Statement
Neatly organized frozen moments are not real. Experience is messy: overlapping reflections, memories clouding the present muddled by competing background noises. The urban environment is a vast sea of fluctuating boundaries arguing claim to the demarcation of space as “wild”, “inhabited”, “private”, “public”, “forbidden”, and “open”. I make sprawling wall-sized and room-sized paintings on Tyvek as a direct response to this environment.
My imagery is derived from actual and virtual meandering throughout fringe neighborhoods within Philadelphia. Google maps’ street views counter my real experiences of place by allowing me to jump through time and space.
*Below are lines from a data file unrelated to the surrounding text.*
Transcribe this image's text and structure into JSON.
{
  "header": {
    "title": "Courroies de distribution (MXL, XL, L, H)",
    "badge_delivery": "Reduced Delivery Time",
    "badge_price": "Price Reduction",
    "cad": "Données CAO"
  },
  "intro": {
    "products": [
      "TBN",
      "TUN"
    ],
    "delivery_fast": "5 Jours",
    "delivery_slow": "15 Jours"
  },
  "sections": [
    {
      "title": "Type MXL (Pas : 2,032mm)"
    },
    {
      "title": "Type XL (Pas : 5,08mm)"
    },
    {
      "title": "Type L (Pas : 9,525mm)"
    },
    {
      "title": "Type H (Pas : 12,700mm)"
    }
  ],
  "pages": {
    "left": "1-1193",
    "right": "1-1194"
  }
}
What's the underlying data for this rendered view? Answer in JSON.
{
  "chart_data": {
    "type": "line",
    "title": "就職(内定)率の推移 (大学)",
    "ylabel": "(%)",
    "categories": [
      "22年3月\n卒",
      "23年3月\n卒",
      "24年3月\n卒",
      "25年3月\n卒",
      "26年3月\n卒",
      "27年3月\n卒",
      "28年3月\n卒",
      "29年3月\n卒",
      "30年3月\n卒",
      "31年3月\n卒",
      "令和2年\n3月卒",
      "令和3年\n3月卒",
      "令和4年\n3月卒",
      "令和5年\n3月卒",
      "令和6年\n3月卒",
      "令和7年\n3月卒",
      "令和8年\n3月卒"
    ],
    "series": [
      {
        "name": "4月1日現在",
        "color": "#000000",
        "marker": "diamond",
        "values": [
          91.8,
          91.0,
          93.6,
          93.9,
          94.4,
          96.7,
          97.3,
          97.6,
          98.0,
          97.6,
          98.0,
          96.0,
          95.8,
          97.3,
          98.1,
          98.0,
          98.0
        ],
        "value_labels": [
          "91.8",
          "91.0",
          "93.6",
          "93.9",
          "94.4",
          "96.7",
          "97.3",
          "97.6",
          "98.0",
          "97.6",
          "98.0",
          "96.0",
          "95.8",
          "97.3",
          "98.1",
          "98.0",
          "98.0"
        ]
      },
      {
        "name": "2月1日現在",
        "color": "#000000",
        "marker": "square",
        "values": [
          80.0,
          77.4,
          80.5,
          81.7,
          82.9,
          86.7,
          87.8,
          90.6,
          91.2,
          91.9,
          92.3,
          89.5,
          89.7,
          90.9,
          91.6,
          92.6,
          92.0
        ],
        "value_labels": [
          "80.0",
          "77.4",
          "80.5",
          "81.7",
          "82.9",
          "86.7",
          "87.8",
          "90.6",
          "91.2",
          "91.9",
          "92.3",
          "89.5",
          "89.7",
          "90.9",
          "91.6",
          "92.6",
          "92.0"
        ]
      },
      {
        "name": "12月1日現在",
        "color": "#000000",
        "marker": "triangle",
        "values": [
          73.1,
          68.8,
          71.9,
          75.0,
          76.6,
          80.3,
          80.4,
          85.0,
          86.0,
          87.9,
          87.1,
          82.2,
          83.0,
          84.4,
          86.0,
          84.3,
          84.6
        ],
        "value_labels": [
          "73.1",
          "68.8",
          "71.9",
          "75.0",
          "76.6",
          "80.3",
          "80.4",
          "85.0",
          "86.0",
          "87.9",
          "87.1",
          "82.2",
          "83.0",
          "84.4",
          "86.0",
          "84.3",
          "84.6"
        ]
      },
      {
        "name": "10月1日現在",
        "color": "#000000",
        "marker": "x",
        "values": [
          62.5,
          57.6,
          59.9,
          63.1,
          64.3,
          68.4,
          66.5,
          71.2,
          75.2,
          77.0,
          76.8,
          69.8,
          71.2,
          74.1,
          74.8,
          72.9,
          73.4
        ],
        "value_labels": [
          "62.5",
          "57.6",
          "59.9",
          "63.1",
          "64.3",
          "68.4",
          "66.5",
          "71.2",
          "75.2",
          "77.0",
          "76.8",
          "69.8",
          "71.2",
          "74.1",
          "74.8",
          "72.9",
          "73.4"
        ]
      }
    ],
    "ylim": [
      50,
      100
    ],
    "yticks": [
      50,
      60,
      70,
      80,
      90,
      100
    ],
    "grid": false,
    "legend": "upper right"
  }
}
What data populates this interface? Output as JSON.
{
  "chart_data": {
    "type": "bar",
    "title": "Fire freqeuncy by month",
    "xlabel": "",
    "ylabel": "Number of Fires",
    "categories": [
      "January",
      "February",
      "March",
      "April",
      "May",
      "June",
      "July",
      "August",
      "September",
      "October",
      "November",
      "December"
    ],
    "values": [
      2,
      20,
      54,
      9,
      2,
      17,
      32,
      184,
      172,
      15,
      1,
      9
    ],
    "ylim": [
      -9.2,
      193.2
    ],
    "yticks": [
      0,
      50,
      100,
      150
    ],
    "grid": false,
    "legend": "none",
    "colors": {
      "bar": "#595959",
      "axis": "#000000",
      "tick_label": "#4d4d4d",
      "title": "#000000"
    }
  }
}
My fleeting impressions of spaces correlate with the inherent distortions of Google’s low resolution snapshots of fluctuating, blurred spaces. Similar to the experience of locating one’s orientation by coming to the surface when snorkeling, I often find myself lost and need to zoom out of a street view to an aerial view for navigation. No matter how closely I zoom in on a space, the truest details are inaccessible…similar to the gap between public and private space in actual experience.
When I am driving, I am focused on the road ahead and only have a vague vision of the peripheral world that whizzes by on the side. When I am walking with my young twin daughters, my attention is directed at the minutiae that they find so wondrous (often a bit of trash), while also darting ahead half a block to check on the faster, more energetic child, and periodically looking behind for the more attentive, slower paced child. I have chosen to live in a city precisely because it means that I access (and bypass) a rich variety of neighborhoods and environments each day, via the different levels of attention of my role as driver, passenger in car or on train, or pedestrian. I am acutely aware of the fact that by pursuing one path to get from one point to another, I am traversing a forest with multiple perspectives and paths.
Cities have attracted me for their density, activity, variety, their layered contradictions…there is never enough to give me a definite understanding of my immediate environment.